Last month, two of our team members, Jelena and Matthew, attended the 35th Computational Linguistics in the Netherlands (CLIN) conference in Leuven, Belgium. The panel we presented in was called “Multi-Modal Studies”, which very much suits our project, since our analysis of social media data involves both text and images.

Social media communication has become increasingly visual, with users sharing images, videos, and text. Platforms like Facebook now host large volumes of multi-modal content, where traditional text-based analysis alone is insufficient for capturing the full semantic landscape.

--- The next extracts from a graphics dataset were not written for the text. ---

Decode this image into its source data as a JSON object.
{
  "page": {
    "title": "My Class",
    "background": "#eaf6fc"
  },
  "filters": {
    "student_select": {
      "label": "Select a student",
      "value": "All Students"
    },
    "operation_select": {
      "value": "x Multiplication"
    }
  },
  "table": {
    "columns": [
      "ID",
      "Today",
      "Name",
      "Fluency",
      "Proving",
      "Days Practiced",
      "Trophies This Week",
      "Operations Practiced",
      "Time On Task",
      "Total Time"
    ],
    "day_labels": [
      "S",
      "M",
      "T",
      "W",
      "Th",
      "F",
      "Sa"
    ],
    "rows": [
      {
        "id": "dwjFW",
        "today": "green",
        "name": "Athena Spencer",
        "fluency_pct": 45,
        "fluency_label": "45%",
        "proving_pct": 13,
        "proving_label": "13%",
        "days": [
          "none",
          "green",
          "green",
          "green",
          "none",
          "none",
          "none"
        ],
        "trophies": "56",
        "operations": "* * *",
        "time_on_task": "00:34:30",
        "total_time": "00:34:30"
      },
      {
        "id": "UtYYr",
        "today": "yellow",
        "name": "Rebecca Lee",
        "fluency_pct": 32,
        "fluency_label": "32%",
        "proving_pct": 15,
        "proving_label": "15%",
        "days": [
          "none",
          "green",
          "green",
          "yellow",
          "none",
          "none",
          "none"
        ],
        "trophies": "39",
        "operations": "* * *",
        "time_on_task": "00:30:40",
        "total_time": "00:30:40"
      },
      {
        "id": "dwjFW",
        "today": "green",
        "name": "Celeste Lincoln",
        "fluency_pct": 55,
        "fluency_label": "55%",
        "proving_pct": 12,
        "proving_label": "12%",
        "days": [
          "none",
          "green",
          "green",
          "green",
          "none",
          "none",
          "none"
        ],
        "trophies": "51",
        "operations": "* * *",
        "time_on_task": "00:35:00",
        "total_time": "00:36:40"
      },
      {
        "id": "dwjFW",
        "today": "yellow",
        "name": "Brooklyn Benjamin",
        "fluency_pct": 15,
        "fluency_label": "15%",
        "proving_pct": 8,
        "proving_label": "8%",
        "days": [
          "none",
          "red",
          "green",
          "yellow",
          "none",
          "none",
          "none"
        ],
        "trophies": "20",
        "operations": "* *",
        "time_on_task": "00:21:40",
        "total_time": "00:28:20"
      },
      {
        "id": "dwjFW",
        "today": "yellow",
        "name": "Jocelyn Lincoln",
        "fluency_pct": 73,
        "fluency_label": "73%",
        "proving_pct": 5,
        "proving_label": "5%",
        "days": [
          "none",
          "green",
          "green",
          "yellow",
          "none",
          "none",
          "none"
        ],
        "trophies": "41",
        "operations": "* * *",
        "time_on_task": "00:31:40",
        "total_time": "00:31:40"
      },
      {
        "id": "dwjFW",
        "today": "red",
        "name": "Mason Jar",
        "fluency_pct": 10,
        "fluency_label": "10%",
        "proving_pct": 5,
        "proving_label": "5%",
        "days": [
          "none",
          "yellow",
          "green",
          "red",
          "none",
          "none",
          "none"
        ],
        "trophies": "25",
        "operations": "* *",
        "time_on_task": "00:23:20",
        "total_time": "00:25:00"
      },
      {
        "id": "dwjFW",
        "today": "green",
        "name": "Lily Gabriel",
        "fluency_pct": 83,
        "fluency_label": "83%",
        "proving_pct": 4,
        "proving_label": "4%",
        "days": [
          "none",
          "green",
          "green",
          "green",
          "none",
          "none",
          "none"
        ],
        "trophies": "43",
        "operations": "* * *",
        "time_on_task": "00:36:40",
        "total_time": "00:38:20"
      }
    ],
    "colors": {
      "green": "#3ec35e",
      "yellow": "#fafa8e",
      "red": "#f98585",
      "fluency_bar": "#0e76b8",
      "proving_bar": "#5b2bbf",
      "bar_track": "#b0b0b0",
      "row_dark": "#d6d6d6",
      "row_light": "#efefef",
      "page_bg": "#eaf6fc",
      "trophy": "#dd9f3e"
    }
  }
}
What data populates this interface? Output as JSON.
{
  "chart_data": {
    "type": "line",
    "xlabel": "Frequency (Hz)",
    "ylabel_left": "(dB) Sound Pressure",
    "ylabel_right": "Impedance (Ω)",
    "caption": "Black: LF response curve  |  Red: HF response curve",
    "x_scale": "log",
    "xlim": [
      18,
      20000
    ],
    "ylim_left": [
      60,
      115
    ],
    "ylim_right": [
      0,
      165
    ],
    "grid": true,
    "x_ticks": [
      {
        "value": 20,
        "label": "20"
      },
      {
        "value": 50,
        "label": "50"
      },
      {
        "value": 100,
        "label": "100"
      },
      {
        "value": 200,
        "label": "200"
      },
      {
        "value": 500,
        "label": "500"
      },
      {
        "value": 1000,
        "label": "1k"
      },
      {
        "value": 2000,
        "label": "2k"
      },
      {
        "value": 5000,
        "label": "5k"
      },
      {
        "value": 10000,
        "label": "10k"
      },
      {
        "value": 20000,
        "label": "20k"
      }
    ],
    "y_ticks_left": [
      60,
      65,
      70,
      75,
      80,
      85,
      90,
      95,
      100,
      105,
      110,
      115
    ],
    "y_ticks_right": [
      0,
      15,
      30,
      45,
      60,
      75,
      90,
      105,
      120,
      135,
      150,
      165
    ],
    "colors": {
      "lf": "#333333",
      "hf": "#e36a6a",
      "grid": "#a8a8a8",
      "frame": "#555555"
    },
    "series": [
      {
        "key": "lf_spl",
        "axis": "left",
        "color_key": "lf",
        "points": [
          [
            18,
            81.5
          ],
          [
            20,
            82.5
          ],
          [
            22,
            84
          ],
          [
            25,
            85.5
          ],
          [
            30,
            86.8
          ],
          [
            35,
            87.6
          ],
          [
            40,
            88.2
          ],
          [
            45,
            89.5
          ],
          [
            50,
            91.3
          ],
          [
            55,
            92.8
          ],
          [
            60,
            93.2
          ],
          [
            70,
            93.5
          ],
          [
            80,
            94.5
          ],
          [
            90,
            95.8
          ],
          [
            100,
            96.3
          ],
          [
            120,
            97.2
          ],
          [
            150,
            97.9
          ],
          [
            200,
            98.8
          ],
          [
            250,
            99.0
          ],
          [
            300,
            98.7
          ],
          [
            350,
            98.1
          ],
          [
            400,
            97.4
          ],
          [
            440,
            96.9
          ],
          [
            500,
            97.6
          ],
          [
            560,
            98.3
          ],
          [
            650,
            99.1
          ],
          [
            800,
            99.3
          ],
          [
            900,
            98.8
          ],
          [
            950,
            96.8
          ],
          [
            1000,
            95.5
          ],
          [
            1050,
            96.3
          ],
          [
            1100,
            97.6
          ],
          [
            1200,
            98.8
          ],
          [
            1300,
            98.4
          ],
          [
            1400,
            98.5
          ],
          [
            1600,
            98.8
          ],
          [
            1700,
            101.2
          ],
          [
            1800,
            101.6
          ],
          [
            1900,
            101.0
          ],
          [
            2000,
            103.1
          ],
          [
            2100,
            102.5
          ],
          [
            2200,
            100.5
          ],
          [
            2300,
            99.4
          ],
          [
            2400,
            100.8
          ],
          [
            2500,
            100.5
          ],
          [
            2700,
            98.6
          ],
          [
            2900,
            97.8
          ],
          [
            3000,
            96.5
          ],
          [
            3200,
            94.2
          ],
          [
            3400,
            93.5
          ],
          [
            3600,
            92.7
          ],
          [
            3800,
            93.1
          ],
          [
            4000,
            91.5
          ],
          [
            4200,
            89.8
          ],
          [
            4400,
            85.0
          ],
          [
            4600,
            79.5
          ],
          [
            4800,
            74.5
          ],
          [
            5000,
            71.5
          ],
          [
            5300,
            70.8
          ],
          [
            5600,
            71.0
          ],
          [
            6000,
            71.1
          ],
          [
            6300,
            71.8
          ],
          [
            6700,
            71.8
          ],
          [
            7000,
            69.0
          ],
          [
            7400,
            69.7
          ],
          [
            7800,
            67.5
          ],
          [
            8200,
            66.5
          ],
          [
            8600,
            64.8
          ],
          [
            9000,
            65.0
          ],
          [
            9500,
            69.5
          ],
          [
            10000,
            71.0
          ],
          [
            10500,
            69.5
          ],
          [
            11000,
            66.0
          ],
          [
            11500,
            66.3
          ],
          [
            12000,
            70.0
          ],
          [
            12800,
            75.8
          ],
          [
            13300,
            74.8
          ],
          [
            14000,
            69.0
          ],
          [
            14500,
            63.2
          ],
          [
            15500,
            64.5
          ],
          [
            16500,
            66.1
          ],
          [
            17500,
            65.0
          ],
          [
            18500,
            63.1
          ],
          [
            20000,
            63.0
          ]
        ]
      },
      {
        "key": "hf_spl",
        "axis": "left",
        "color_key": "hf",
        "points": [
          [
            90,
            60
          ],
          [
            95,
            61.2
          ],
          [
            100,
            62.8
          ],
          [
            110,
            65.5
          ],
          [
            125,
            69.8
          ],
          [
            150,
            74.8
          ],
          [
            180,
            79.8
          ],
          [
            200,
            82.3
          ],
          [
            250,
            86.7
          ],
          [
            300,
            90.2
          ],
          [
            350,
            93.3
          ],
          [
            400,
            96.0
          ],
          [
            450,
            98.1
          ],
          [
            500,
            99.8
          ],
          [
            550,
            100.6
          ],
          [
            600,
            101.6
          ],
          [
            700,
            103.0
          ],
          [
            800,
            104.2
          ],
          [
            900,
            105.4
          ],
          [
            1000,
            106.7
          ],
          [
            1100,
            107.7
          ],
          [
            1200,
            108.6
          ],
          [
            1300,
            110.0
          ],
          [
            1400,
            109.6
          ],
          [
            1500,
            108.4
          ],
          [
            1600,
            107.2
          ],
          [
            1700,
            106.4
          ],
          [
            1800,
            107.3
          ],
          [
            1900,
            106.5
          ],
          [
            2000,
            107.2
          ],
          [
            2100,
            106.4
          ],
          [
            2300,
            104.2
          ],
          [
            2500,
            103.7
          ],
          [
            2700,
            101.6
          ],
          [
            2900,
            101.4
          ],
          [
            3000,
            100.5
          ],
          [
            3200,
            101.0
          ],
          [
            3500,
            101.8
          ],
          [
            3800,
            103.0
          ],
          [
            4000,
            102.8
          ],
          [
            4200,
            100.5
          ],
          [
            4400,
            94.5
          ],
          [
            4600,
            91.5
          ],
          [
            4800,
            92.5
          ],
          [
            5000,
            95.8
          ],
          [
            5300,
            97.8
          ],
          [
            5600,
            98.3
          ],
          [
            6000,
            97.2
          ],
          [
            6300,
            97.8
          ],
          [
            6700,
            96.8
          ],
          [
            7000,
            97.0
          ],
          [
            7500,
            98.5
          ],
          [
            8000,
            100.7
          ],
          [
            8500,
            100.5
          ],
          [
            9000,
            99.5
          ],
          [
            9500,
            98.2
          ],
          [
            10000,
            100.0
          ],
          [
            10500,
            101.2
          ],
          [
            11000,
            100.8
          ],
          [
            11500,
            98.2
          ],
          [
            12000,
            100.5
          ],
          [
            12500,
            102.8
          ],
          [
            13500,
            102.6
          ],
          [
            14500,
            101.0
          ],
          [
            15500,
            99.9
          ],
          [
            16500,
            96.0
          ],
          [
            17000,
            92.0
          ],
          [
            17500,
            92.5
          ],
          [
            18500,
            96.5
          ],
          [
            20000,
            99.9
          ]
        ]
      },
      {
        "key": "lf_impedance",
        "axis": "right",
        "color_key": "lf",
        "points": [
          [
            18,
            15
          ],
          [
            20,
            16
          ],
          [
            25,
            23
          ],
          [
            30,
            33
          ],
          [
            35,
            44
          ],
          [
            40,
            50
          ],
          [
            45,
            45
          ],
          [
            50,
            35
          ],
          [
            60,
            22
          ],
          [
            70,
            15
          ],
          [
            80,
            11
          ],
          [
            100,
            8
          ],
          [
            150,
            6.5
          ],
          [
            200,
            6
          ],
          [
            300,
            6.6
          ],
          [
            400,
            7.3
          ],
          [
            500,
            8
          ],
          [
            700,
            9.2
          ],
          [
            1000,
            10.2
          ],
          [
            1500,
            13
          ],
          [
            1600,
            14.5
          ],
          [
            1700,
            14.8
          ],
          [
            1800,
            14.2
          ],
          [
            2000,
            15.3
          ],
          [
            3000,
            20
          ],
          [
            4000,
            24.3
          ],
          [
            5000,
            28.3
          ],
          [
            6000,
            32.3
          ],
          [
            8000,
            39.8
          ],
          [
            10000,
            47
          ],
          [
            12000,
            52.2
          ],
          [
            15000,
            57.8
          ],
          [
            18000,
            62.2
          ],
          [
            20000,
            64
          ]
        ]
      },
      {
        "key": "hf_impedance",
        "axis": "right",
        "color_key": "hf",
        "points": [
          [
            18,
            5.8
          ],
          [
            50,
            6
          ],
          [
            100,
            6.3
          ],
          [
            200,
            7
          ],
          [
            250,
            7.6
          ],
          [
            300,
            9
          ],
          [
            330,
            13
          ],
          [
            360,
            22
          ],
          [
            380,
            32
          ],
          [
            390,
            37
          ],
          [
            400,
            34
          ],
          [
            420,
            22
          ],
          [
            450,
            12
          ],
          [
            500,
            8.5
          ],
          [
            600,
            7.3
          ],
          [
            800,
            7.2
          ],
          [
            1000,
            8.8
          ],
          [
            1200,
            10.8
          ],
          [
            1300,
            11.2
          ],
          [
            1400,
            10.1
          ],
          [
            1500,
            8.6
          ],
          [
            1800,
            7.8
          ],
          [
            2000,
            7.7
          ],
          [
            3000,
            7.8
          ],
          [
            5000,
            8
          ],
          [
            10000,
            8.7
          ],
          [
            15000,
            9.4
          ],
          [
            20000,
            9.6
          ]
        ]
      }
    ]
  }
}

We argued that this shift requires computational approaches that integrate natural language processing (NLP) with image analysis to better understand how narratives are formed, reinforced, and circulated online—especially in contexts of political unrest or conflict.

For the textual data we have obtained, we have shown that standard natural language processing techniques like collocation analysis can help us understand further what topics are found in the online discourse as well as what are often mentioned when these topics are brought up on social media. In addition, we have also briefly mentioned our ongoing work on the automatic language detection of our data, which existing tools can yet deal with Fulfulde. For the visual data, we employ the CLIP (Contrastive Language–Image Pretraining) model to generate image embeddings, enabling semantic alignment with textual concepts within a shared embedding space. We apply UMAP (Uniform Manifold Approximation and Projection) to the image embeddings to cluster semantically similar images and identify recurring visual motifs. Despite having more than 10000 images which we have collected, we are able to find coherent groups of pictures according to different themes, such as violence, flood, military etc. The multi-modal framework allows us to move beyond isolated analysis of text or image content and instead model the interplay between visual and linguistic elements as they contribute to the online construction of meaning.

Last but not least, our talk ended with interests and questions from the audiences.